Factory

Apr 02, 2009 11:53

#*[[[MISSING TEXT]][].... so by the time we ran back to the gate, it had closed behind us! Godshit, we waited almost a week for that gate to cycle open the first time, following the gearlines carefully to be sure of the timing. All of our supplies are on the outside of the factory, just sitting there... behind a steel wall probably three feet thick. I couldn't tell exactly how thick, as much as Nikolai wanted me to take measurements while we were walking through. We had no idea how much time we'd have before the door closed, but this is rediculous.

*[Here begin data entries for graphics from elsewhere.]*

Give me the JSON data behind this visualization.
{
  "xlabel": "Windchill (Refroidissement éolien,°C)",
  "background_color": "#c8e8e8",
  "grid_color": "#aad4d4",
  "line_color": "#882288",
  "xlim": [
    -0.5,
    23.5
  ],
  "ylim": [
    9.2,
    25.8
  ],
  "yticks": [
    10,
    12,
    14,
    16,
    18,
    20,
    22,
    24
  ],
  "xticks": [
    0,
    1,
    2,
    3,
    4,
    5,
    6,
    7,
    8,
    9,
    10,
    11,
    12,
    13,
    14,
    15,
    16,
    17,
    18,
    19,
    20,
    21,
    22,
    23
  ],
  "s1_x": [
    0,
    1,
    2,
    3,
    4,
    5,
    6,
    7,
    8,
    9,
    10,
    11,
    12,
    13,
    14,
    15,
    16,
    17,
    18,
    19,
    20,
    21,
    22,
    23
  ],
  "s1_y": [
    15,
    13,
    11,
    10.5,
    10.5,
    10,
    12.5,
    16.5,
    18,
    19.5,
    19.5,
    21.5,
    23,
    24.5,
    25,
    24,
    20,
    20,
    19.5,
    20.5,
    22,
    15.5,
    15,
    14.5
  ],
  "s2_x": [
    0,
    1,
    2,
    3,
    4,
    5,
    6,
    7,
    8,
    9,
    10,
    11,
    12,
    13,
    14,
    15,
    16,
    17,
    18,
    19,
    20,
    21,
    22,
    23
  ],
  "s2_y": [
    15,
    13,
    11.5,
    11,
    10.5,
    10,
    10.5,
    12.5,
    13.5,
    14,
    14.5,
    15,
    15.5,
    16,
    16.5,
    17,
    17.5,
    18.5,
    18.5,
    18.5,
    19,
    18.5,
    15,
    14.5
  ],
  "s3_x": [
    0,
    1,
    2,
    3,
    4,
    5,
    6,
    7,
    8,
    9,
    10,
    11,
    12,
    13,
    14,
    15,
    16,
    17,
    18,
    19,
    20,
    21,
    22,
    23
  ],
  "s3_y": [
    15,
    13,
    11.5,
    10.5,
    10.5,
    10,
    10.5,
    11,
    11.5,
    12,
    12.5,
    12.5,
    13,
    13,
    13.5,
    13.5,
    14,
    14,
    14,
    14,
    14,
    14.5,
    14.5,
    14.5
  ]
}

Who builds a factory with only one door, then times the door to only open once every few weeks, for only five minutes at a time? The interval could even be longer--years, even. Nik and I only waited this long because the mechanism on the outer wall definitely looked like it was marking off decreasing time intervals. There's no indications of a timer on the inside of the door. Of course. So now we're trapped inside an insane factory, without food or water, no apparent way to get back even to the last break. Nothing to do but push forward, God will provide. That's the theory at least.

This place is daunting. An oppressive heat hangs in the air, which I find nearly comforting, reminding me of the more tropical district of Verdant where I grew up. Nik, with his thick fur, is in danger of overheating. He's stomped off to seek out some fresher, cooler air, or a way out, hopefully both.

It's hard to describe. There's heat, noise, dull red light, and darkness. I'm sitting in a shallow depression just in front of the closed gate, which is shaped like a massive gear. It rolled shut on a track and slid back flush with the wall...or the floor. There's not a big difference. The track in front of the door slopes sharply downward into a bowl, but the bowl is also the wall on the far end of the chamber, curving up to become the ceiling, then back around to our side again. Yeah, it's confusing, I know.

Try it this way: imagine you live on the surface of a very small hollow ball. Like...what were those things they used to teach about? Planets. You're walking on the outside of a very small planet, and if you keep going in one direction long enough, you end up back where you started. The planet's center is down, the sky is up. Now instead of that, imagine you're walking on the inside of the ball. Up is towards the center, and down curves around to become the walls and sky in turn. That's where we are, walking around on the inside of a huge ball, with gravity reversed. Except it's not empty, but filled with conveyor lines, machines building other machines, a constant stream of industry.

But it's going in closed loops. If I follow any conveyor line that loops in great circles across the room, there are cycles of both creation and destruction. Look, here's a belt that crawls slowly along, carrying sheets of some newly-smelted dark metal. The sheets feed through a hydraulic press that stamps down every few seconds to cut some strange shape. This continues along to intersect another line, where another metal form is welded into the same frame. Several passes later on the same belt, the whole structure is starting to resemble a functional form...and then it is dropped into an open-face stream of molten metal that feeds the fabricators. The chamber is only lit by several of these sluggish white-hot rivers and the sparking of welding devices.

Now that the initial panic has worn off, I can't help but find it...beautiful. The constant cycle of making and unmaking mirrors what I strive for internally, what the Unmade God did for us years before. That the Broken be Whole.

I hear Nik coming back, he says he's found something. It sounds important. More later.